Her blue hair, (the latest in her trend of different hair colors) is messy, her cheeks damp with sweat, her green eyes unfocused. Yet even like this, she is grace and beauty, a brilliant tempest that draws me in.

Her convulsions seem to be slowing, her shaking lessening. I cross my fingers that it will soon be over.

Ever since I met her I've felt this pull. And I've been reluctantly chasing it ever since. I lied when I said I'd never been this scared before. Just being with her scares me. I know that the moment I allow myself to give in to the pull I'll be completely at her mercy. She'll have the power to break my heart, to destroy me.

She's breaking my heart right now.

"You should—you can go," she tells me. Her voice is a little shaky, and her hands are still shaking too. I grab a hold of one in mine by pure instinct, being careful not to hold on too tight, but to instead give her some comfort in the touch.

"But it's almost over, isn't it?" I ask, my voice sounding younger, higher, afraid.

"I don't think so," she says, as if she is to blame for the affliction. "I'm sorry I've ruined our plans. You don't have to stay." Her eyes refuse to meet mine.

I'm breaking her heart right now.

"I want to," I blurt out. She meets my eyes now, confusion and hope written across her face.

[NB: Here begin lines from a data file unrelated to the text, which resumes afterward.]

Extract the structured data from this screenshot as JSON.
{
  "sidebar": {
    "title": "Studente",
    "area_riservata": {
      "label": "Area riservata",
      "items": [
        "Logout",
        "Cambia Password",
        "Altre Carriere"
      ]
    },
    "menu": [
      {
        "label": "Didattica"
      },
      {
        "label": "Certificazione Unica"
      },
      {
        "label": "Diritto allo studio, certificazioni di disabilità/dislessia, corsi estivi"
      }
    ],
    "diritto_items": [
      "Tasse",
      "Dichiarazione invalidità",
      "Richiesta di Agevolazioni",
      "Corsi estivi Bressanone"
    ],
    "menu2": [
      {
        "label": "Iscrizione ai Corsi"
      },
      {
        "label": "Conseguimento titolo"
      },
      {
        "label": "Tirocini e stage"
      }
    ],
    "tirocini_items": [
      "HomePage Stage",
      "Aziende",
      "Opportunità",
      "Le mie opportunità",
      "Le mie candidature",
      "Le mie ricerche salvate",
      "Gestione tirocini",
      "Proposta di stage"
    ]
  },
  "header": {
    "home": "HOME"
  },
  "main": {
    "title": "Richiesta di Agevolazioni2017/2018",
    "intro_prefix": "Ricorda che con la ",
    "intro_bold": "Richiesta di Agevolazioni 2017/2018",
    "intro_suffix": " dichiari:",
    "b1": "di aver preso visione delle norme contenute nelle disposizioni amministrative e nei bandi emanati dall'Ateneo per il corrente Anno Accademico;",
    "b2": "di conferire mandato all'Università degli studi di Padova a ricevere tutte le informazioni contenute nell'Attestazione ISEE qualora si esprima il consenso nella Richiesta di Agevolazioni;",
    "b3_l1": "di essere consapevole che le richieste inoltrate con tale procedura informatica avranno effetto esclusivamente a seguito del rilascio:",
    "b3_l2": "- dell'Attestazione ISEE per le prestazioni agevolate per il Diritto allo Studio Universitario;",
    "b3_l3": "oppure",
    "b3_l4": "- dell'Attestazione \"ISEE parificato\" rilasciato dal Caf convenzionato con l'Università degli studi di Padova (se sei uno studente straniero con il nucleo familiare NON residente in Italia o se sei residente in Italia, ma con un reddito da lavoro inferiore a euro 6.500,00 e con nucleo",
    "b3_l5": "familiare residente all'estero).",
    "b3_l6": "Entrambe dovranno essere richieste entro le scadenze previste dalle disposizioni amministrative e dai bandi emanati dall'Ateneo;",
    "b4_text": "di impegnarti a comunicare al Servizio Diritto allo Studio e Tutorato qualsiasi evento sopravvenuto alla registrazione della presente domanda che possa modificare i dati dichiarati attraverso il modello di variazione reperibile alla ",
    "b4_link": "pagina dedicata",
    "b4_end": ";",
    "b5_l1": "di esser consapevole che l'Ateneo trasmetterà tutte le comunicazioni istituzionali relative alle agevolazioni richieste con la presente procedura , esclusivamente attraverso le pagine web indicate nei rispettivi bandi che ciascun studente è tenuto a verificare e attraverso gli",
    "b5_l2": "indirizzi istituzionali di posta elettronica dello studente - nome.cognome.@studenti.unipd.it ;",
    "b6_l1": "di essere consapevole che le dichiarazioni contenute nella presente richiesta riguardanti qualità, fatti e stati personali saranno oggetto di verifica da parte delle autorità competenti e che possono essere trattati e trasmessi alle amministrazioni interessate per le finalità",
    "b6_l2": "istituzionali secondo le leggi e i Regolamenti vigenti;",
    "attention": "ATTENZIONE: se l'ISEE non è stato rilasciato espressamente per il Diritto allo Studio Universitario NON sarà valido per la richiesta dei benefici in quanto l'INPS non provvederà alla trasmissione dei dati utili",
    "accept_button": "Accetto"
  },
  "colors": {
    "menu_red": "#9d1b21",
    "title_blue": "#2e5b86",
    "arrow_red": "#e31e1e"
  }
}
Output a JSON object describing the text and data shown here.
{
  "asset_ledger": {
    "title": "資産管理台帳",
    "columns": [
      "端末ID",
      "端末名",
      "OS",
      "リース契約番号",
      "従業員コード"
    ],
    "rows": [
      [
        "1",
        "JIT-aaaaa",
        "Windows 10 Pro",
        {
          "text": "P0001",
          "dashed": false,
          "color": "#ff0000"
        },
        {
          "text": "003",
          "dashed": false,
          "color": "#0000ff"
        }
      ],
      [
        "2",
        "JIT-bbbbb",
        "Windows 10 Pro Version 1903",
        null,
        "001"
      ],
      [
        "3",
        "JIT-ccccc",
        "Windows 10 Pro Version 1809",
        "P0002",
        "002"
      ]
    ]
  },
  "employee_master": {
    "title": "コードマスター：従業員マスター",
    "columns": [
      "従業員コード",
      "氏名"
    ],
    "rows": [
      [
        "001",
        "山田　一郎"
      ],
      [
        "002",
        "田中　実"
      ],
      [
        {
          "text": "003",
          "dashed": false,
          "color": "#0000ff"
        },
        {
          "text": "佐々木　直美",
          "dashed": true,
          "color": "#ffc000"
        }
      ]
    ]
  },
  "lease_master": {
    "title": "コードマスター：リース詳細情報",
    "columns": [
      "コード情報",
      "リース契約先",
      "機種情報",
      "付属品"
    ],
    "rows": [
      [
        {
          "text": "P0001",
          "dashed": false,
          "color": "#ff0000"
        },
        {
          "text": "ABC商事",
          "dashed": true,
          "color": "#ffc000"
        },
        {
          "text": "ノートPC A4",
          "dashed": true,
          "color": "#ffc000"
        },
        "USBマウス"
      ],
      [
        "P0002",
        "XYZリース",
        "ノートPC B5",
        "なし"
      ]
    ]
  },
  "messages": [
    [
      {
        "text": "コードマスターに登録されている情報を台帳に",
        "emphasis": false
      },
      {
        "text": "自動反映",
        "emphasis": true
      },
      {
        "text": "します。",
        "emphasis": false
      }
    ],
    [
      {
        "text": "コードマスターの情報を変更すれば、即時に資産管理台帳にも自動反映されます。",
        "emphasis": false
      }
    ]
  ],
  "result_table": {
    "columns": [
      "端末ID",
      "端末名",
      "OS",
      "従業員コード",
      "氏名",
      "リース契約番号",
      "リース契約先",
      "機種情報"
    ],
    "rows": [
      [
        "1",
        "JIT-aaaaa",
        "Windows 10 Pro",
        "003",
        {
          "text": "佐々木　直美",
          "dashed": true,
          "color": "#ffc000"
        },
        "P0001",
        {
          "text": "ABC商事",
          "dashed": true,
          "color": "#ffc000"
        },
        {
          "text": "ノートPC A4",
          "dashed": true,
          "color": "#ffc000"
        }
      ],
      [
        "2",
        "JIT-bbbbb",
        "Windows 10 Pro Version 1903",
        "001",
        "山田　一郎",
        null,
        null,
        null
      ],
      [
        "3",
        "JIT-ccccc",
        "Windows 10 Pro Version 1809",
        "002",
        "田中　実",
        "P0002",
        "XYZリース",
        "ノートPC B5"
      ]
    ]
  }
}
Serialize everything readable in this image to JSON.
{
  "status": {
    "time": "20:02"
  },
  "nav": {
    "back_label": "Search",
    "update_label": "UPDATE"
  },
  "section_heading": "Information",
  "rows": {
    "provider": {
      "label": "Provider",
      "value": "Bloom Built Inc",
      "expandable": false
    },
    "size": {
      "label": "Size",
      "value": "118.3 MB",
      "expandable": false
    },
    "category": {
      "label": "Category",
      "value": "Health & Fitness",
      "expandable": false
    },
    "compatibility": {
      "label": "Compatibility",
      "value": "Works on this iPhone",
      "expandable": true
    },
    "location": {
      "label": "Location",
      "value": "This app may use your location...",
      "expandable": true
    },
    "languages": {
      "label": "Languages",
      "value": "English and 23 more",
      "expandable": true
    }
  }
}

"I'm here because I want to be with you. To spend time with you. I don't care if you're convulsing on the floor or dancing the tango, there's no where else I'd rather be." I admit. This time my voice sounds strong, and the honesty seems to pull a weight off of my shoulders.

"Okay. Then...please stay," she says, and we smile at each other for a moment.

"Come here," I say, and fold her shaking body into my arms. I hold her there for what seems like both minutes and hours simultaneously. The convulsions grow worse again, just as she said, and I hold on to her through them, being careful not to let her injure herself or me.

And you know what? I feel lucky.

Maybe it's not much, I'm certainly no doctor. I can't even pronounce the rare condition she has, much less begin to understand it. But I'm pretty certain that here, today, in some small way, I have helped her.

I hold on to her, and even when the shaking stops I don't let go, and neither does she. We laugh, and we talk about everything we can think of, everything we've always been too afraid to tell anyone else before as the sun sets and her room goes dark; and still, I don't let go.

Love is having the potential to break someone's heart, but choosing to heal it, and to be healed, instead.

A/N:

I've based the symptoms of this seizure off of a friend's unusual condition. So please don't take any of this as medical advice, I'm not a doctor and most cases of epilepsy are different than this one. Hope you enjoyed, sorry for my long absence!